Figure 8. Effect of CRISPR-Cas9 on non-coding and non-essential regions of the HSV-1 genome.

(A and B) HFFs transduced with lentivirus expressing SaCas9 and sgRNAs were infected with HSV-1 at an MOI of 0.1 (A) or 5 (B), harvested at 48 hpi or 24 hpi respectively. Viral yields were determined by plaque assays. The histogram shows the mean values and standard deviations from biological replicates (N = 4). (C) HFFs transduced with lentivirus expressing SaCas9 and sgRNA were infected with HSV-1 at an MOI of 5 and harvested at 10 hpi. Proteins were detected using immunoblotting with antibodies specific for the indicated proteins. GAPDH was shown as a control. (D–G) HFFs transduced with lentivirus expressing SaCas9 and sgRNA were infected with HSV-1 at an MOI of 3 and harvested at the indicated time post infection. The accumulated DNAs were detected by real time PCR amplifying in the U_L29 gene (ICP8, (D) or over the UL30-5 (E), UL26-27 (F), and UL37-38 (G) sgRNA target sites. The histogram shows the mean values and standard deviations from biological replicates (N = 4, (A and B) one-way ANOVA with Dunnett’s multiple comparisons test, (D–G) Ratio paired t test, *p<0.05, **p<0.01, and ***p<0.001).

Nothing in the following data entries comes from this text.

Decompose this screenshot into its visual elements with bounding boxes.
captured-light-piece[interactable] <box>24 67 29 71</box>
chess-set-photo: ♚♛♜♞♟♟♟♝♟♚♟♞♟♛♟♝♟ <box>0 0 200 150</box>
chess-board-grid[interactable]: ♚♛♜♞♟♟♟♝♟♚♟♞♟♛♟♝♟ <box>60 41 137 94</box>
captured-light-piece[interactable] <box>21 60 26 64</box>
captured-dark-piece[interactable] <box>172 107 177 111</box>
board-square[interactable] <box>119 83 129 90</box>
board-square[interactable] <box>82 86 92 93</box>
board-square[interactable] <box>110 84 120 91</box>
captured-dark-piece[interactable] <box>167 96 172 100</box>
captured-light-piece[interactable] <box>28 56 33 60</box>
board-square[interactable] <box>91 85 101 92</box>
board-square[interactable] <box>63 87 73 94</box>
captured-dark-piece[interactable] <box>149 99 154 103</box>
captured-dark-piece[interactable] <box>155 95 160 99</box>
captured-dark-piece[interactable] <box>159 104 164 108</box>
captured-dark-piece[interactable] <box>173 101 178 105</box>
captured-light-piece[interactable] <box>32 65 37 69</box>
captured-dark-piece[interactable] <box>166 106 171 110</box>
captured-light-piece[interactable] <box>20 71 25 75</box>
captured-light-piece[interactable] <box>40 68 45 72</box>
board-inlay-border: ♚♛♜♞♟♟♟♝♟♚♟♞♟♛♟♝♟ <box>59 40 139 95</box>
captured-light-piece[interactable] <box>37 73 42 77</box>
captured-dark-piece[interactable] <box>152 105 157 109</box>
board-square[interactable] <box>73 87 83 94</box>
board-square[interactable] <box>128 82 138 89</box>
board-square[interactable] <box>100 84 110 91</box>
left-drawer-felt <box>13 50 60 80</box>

Figure 8—figure supplement 1. PCR amplification across the UL26-27 or UL37-38 target site in quiescent d109 genomes and reactivation.

(A) Quiescently infected HFF cells were transduced with lentivirus expressing SaCas9/UL26-27 or SaCas9/UL37-38 sgRNA as described in Figure 2A and analyzed at the indicated sgRNA target sites by qPCR. qPCRs across the indicated sgRNA target sites were normalized to GAPDH. The histogram shows the mean values and standard deviations of biological replicates (N = 3). (B) Reactivation assay as described in Figure 3 using indicated sgRNAs (N = 6, Ratio paired t test, **p<0.01 and ***p<0.001).